No doubt, an advertisement last week offering a reward of $1 million to anyone who would assassinate Egyptian President Hosni Mubarak for betraying the Palestinians placed by the Basij, a volunteer-based paramilitary force subordinate to the revolutionary guards, hardly points to a desire for dialogue. It does however fit into the category of tasteless, counterproductive and provocative theatrics. It is unlikely that Iran is about to dispatch a team of assassins. More probable is that Iran would like to stir the pot in Egypt, witness the call by Iran's Lebanese ally, Hizbollah leader Hassan Nasrallah, on Egyptians to protest their government's refusal to fully open the Rafah border crossing with Gaza. Hizbollah does "not like to target Israeli civilians during election years – and Lebanon has parliamentary elections coming up in April. Hezbollah even kept their rocket attacks down for 1998’s local elections... Extrapolating, this trend indicates how highly Hezbollah values its legal and political standing in Lebanon and its recognition that this standing is damaged when it is held responsible for provoking Israeli strikes," says Aaron Mannes, who works on models of terrorist group behavior at the University of Maryland’s Laboratory for Computational Cultural Dynamics on the TheTerrorWonk blog.
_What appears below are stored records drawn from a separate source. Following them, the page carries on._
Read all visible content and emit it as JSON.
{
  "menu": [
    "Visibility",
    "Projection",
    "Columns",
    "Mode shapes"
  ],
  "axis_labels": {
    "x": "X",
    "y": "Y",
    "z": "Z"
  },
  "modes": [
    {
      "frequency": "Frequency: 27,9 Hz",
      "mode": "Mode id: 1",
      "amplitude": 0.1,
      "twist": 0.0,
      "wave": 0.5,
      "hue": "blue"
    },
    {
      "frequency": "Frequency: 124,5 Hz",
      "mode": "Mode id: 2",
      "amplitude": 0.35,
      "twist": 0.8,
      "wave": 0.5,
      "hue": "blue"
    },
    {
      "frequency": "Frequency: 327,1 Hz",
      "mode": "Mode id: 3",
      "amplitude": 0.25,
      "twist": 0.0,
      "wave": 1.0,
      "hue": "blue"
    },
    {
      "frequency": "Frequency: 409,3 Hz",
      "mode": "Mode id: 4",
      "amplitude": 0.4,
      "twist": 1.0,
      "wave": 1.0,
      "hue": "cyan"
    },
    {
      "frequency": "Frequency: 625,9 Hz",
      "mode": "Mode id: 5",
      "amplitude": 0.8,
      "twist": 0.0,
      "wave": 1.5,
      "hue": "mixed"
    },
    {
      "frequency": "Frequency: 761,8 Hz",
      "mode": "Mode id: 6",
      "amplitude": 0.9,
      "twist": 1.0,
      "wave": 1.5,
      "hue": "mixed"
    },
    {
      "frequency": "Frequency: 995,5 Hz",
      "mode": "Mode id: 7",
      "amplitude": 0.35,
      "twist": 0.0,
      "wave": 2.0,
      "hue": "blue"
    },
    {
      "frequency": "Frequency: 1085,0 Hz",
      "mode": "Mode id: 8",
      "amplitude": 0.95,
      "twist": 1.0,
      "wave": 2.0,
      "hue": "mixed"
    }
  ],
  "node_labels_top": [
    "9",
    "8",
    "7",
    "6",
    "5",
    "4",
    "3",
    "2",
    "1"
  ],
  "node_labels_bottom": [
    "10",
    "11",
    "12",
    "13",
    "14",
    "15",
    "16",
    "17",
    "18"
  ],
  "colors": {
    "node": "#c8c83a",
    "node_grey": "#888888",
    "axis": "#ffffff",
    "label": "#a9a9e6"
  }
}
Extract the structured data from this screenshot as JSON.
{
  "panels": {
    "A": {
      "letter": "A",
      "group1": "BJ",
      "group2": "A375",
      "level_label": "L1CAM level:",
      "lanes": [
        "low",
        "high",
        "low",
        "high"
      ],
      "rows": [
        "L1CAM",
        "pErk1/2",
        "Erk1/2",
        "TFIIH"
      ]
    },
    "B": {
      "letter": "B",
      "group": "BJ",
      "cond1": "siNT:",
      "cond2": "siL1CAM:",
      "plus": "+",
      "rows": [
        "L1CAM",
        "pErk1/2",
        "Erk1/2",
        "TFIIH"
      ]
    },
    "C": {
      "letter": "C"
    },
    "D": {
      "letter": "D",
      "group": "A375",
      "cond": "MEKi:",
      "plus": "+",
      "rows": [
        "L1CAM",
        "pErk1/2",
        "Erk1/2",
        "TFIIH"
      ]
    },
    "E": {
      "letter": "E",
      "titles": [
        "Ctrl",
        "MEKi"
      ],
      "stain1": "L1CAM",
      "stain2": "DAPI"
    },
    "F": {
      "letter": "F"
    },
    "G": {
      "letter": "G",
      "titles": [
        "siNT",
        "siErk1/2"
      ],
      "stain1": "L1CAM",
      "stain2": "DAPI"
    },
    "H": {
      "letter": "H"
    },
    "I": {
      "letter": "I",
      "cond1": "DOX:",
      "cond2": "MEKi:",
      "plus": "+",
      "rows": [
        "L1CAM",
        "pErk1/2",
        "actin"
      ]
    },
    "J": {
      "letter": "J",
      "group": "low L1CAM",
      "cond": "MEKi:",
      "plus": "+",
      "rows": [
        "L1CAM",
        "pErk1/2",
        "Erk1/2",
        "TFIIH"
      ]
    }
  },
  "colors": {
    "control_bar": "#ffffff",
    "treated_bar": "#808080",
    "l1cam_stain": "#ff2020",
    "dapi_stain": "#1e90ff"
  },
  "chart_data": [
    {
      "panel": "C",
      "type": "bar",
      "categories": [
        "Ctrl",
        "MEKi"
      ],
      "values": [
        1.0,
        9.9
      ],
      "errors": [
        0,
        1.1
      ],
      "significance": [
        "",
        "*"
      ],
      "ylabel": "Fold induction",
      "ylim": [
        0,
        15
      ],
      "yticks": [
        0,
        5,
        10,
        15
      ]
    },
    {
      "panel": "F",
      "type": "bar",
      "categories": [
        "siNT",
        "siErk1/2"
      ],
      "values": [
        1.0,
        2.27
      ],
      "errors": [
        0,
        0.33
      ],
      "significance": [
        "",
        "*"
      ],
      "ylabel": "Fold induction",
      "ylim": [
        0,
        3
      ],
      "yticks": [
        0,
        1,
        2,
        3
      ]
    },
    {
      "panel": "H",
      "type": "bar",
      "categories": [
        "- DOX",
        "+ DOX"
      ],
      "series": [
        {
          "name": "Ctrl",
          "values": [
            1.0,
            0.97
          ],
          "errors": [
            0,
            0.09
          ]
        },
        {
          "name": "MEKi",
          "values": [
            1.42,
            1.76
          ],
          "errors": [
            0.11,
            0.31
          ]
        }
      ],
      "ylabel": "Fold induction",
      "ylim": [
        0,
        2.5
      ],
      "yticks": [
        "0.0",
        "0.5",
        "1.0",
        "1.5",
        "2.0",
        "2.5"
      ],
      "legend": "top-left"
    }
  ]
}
Iranian President Mahmud Ahmadinejad has a particular pension for setting himself up as the boogeyman, denying the Holocaust and calling for Israel's demise. Yet, his predictions that Israel with be destroyed or simply wither away from the pages of history reflect a belief that Israel is digging it own grave and will self-destruct as a result of its own contradictions and policies. Critics of Israel in the west may too argue as they watch the carnage in Gaza continue that Israel's is its own worst enemy. Moreover, Iran's real targets are the conservative Arab governments of Saudi Arabia, Jordan and Egypt, Israel is a tool towards that goal.

Iran sees political mileage in the mass demonstrations across the Arab world not only denouncing Israel but also Arab government failure to bring an end to the crisis. That political capital is all the more important in a period of transition in which it has yet to emerge whether US President-elect Barack Obama will break with the Bush administration's policy of seeking to force Iran to make concessions before engaging in constructive dialogue.

Iran limiting itself to theatrics and rhetoric in Gaza contains another message: compare Iran's response to Gaza to its response to issues about which it is really concerned: Iraq and Afghanistan where Iran's hand in the resistance against the presence of US troops is clearly visible.

Nonetheless, theatrics and rhetoric contain pitfalls. Iranian leaders encouraged Iranians to pour into the streets to protest the Israeli offensive and to volunteer to fight in Gaza. Supreme leader Ali Khamenei declared that "true believers" were "duty-bound to defend" the Palestinians promised anyone who died for the cause of Gaza that he would be a martyr. Demonstrators took things in their own hands and attacked foreign embassies, including those of Britain and Jordan. They had to be cautioned to maintain public order.

Some 200 volunteers of the 70,000 who reportedly signed up to fight in Gaza held an angry sit in at Tehran's Mehrabad Airport, demanding that they be sent to the strip. Ahmadinejad's brother, Dawoud Ahmadinejad, was sent to the airport to advise them that they would not be travelling to Gaza any time soon while IRGC commander Jafari asked them to end the demonstration and called for a "mental and political jihad" against the enemy.